また、スタジオ内をustream中継したり、全番組内容をアーカイブとしてポッドキャスト化していたり面白い試みをしています。

今回のテーマ

2012年8月放送分のテーマは、「『楽しくやろう』というけれど...」。先のオリンピックでは出場選手がインタビューで口々に「楽しんでやろうと思います!」や「楽しんでやれたので満足です!」と言った言葉が目立ちました。昨今の風潮では「何事も楽しんでやるのがよいのだ」というのがあるのですが、そこにLifeは疑問を投げかけました。

  • 「楽しめない人はどうするんだ」
  • 「本当に楽しいばかりでいいのか」
  • 「どうやって楽しめというのだ」

などなどを各方面から分析し、語り合っています。因みにリスナーからのメールも募集しておりメール募集テーマは「仕事や勉強、部活など、努力や結果を求められることを、あなたは楽しくやれていますか?」というものでした。

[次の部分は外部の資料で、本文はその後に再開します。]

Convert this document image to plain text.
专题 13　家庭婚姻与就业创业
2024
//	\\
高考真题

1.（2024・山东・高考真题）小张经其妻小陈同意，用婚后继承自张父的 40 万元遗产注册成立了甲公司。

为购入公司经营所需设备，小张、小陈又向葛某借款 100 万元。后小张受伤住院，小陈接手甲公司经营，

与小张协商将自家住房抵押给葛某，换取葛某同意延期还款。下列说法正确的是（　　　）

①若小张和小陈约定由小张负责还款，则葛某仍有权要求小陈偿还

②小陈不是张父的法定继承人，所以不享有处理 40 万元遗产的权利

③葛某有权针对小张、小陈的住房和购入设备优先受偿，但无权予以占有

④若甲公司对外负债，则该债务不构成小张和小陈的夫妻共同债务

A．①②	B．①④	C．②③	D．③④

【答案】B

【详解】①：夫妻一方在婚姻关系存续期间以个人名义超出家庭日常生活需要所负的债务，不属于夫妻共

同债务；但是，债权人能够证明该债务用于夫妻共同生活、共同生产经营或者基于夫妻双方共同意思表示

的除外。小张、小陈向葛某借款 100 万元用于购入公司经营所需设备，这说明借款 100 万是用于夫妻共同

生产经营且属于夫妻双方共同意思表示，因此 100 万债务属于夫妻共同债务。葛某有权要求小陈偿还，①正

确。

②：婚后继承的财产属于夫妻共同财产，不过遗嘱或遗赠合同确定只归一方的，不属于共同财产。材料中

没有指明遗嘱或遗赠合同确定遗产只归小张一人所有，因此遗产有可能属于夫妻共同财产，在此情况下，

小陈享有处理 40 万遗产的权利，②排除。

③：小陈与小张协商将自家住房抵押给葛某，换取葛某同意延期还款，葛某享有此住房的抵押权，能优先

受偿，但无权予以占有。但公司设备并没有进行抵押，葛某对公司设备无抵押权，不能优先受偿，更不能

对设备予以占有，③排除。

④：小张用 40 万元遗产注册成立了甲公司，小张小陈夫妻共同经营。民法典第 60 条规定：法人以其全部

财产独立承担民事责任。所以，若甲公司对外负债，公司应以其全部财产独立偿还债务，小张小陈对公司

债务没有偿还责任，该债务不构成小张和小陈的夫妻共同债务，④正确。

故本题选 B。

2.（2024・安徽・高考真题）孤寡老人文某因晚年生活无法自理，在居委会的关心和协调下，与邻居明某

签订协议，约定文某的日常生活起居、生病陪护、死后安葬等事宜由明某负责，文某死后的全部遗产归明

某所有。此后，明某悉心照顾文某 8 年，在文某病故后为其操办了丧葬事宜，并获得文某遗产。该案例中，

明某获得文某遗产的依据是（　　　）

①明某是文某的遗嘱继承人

「『楽しくやろう』というけれど...」について語られたこと

今回のテーマで語られたことの一部を紹介します。様々な論客が多方面から語り、活発な議論が繰り広げられました。

  • オリンピックの選手が言う「楽しむ」とは、「楽しむマインドは過度に緊張せずに楽しむ」ということ。「ゲーム感覚で(ゲーミフィケーションを取り入れ)楽しめないことでも楽しめるようにしよう」というのとは異なる。
  • 職場のモチベーションコントロールとしての「楽しむ」
  • 精神状態(モチベーション)をコントロールするというのが意識されたのは50年代位。基本的に兵士を戦場に送り込み出すための方法/訓練として使われ、それが今は某外食チェーンなどにも応用。
  • 楽しくやるための要因としては「インセンティブ(外敵誘引)」と「モチベーション(内的誘引)」
  • 日本人の感覚が「汗水垂らし苦労して前に進むんだ!」というものから「みんなで笑って前に進もうぜ!」的なものへと。
  • 仕事はアウトプット(成果物)が良ければいい。モチベーションは成果物に関係ない。

来月10月には番組開始6周年を迎える文化系トークラジオLife。旬なトピックを適度にゆるく、しかし深く語り合える場:Life。興味がある方は一度聞いてみてはいかがでしょうか。